Frères et sœurs, au cœur de l’Évangile de ce jour, dans cette prière bien connue, cette prière ultime qu’Il adresse à Son Père avant de mourir, Jésus nous donne quelques conseils concernant notre relation au monde. C’est un des fruits de Pâques : comment nous positionner an tant Chrétiens face monde. Être dans le monde tout en n’étant pas du monde.

Bien entendu, il s’agit du pas monde en tant que planète – ce n’est pas d’écologie dont il est question – mais en employant ce mot, Saint Jean fait allusion à la culture mondaine, à la façon de vivre qui résiste à la Bonne Nouvelle de l’Évangile, et qui en quelque sorte, abîme l’homme, l’humain en général.

En méditant sur ce sujet délicat m’est venue cette image de la pastille qui permet de purifier l’eau non potable. Il est possible que Jésus y aurait fait allusion si elle avait existé du temps des Romains. Celles et ceux qui un peu ont voyagé, vous connaissez sans doutes ce produit qui est d’une très grande utilité. Personnellement, j’y ai eu recours au fin fond du Sahara. Elle permet de transformer une eau non potable en une eau consommable. C’est très précieux, surtout dans les pays pauvres.

Et, pour que cette transformation soit possible, il y a trois choses qui sont nécessaires :

  • tout d’abord que la pastille existe avec ses capacités, ses propriétés propres à transformer l’eau.
  • ensuite, il faut que cette pastille soit plongée dans l’eau impure, qu’elle opère une efficace transformation.
  • enfin, le but de cette transformation est qu’elle produise l’effet escompté : l’eau purifiée que nous pouvons boire, et qui donne ainsi la vie.

Ce n’est certes qu’une petite image, mais cela permet de nous laisser questionner à travers cet évangile d’aujourd’hui où nous pouvons découvrir trois attitudes essentielles et inséparables de tout Chrétien dans notre relation au monde, si mélangé qu’il soit, ce monde qui n’est pas totalement en Dieu mais dans lequel nous sommes plongés. Tout d’abord, il est bon de nous rappeler que par le sacrement du baptême, comme nous l’avons chanté depuis Pâques, par la sainte volonté de Dieu, par le mystère de Jésus qui est mort et ressuscité, nous sommes tous des grâciés, des « rendus purs » en Christ ressuscité, des enfants de lumière.

Frères et sœurs, nous sommes des temples du Saint-Esprit, c’est donné, rien que ça ! Jésus nous en a fait le cadeau. Et en ce jour, nous entendons cette belle prière lorsque Jésus dit :

« Père, qu’ils soient un comme nous-mêmes nous sommes uns. »

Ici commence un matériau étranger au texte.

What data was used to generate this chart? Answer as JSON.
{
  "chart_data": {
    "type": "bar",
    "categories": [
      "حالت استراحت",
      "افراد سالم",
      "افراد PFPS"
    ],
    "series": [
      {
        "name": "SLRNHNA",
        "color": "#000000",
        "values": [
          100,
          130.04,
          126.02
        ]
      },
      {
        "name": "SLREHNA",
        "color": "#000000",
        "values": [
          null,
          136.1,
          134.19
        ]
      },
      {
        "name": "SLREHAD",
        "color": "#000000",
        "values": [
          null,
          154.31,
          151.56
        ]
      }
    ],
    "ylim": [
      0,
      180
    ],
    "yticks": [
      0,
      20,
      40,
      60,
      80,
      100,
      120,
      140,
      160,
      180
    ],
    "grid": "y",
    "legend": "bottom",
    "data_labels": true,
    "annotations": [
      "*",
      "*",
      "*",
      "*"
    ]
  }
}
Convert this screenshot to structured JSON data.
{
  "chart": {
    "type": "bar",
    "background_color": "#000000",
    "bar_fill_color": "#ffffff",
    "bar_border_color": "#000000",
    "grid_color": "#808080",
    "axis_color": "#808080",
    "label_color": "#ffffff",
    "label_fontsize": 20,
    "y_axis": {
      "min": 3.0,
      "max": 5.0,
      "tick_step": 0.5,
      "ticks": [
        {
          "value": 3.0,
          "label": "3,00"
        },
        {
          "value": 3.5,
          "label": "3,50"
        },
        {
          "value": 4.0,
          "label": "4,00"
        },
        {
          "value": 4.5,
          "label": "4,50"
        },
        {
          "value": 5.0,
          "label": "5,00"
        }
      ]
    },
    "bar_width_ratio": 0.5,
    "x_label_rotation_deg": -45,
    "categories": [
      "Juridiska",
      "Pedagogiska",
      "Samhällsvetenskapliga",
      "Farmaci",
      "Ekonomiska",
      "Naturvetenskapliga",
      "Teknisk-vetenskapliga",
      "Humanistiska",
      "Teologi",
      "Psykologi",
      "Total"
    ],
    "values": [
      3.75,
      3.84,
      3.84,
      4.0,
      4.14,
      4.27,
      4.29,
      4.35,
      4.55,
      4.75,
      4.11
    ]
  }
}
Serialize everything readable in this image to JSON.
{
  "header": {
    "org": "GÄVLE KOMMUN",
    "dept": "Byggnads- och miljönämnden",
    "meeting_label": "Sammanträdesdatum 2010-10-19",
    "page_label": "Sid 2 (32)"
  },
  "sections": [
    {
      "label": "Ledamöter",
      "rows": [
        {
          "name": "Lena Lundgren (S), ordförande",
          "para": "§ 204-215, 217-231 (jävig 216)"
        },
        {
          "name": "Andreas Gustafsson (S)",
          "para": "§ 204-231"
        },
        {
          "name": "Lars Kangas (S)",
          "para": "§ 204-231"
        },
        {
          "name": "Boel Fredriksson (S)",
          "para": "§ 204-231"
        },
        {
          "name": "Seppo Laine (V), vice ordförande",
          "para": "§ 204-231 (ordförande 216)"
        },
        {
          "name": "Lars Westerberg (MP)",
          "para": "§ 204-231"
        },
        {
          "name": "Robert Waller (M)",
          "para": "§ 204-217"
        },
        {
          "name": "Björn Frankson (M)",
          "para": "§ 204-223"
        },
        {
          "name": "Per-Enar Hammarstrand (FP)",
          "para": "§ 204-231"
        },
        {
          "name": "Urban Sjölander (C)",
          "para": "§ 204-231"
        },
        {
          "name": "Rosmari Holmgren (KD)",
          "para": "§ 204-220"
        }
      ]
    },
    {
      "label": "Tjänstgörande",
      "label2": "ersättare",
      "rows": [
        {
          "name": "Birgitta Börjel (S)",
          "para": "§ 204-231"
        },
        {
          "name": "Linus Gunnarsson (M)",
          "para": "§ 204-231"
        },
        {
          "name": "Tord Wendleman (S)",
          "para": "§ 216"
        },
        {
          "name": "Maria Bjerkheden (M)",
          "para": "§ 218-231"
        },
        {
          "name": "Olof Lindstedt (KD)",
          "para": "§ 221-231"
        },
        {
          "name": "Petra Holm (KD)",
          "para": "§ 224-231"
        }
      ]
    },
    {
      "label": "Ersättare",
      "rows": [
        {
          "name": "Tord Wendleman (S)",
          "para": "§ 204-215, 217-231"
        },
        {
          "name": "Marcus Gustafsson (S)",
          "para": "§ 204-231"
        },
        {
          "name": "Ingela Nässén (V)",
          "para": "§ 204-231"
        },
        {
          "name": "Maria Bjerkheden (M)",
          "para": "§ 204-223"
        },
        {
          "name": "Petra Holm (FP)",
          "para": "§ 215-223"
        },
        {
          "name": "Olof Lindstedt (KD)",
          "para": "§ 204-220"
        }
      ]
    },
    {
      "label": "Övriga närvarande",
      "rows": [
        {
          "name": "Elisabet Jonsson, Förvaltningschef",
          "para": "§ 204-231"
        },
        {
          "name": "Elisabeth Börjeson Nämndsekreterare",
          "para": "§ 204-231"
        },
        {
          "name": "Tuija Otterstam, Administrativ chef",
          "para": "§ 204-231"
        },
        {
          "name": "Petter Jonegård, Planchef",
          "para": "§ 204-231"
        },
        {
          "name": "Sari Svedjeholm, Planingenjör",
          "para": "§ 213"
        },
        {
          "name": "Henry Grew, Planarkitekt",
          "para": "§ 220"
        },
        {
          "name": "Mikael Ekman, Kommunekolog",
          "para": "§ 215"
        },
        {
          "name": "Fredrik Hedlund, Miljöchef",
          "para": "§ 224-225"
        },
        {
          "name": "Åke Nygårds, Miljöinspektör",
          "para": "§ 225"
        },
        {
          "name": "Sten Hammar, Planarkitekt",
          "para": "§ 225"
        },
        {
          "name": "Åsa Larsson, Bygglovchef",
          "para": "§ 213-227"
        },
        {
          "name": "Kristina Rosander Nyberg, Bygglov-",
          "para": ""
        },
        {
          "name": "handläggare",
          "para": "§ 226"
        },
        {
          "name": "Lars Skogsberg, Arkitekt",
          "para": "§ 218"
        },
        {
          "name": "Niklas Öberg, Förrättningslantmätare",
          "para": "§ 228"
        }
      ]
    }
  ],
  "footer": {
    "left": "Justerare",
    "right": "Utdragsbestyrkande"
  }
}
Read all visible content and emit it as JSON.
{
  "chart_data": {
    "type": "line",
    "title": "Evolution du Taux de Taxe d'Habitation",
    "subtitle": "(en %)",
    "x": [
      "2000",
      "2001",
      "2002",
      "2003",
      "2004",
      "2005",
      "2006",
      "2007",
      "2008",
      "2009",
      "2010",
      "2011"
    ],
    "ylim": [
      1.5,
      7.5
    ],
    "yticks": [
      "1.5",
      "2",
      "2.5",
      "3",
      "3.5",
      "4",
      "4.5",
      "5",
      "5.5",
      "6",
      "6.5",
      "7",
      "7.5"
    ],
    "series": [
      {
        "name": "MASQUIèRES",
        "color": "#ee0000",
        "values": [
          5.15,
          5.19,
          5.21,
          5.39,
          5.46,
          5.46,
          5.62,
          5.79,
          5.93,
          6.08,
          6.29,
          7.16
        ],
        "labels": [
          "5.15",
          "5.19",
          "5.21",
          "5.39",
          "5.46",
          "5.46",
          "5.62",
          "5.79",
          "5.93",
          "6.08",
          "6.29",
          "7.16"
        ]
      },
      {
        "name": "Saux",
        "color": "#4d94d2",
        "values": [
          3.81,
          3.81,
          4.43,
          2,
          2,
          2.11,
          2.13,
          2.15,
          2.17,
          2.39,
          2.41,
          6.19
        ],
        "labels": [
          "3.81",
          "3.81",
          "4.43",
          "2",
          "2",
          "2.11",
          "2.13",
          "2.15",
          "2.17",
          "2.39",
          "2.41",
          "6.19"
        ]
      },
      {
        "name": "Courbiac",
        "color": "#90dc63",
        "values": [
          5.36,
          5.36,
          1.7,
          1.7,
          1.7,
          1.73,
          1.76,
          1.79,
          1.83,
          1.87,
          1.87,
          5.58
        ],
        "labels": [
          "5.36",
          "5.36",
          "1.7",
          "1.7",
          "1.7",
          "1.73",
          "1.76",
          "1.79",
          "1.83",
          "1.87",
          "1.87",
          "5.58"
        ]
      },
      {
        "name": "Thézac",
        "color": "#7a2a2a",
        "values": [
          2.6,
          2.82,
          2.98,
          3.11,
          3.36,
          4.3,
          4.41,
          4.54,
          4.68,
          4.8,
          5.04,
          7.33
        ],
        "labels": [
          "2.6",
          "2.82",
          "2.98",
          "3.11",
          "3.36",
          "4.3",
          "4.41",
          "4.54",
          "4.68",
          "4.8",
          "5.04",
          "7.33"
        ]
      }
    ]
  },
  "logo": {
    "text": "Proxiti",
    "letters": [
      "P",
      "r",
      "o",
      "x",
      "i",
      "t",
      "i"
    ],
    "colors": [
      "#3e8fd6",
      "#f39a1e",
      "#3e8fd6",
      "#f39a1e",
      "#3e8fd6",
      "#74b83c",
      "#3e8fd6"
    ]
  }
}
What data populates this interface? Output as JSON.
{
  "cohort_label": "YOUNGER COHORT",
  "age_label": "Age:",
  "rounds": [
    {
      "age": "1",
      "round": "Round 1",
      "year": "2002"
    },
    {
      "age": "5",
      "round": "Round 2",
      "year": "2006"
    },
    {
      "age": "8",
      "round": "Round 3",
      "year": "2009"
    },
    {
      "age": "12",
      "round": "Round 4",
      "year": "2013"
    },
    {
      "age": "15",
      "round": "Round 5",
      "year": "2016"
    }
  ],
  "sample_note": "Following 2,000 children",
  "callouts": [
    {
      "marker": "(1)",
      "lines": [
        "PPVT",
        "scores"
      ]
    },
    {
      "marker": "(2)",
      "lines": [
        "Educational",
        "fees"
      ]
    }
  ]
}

C’est à dire qu’il y a un partage total entre la vie de Dieu et notre vie. C’est un cadeau suprême : nous avons été divinisés en Dieu. Par ailleurs, Saint Paul exhortait les fidèles à l’époque à être fiers de porter le nom de Chrétiens. Fiers, car c’est le nom d’un Dieu qui nous veut semblables à Lui, d’un Dieu qui nous fait goûter à un bonheur.

Comme le rappelle la prière d’ouverture, il faut chercher ce bonheur car il ne tombe pas du ciel, mais il existe, mais il dépasse infiniment tous les bonheurs et les plaisirs du monde accumulés. Ce n’est pas en opposition, mais c’est beaucoup plus grand que tous nos plaisirs les plus magnifiques. Croire en la dignité de toute personne humaine dès la conception n’est tout de même pas rien. Et si vous souhaitez alimenter cette fierté, je vous conseille de lire Dignitas infinita, la dernière déclaration du Pape François concernant la dignité de toute personne humaine : elle est magnifique, prophétique.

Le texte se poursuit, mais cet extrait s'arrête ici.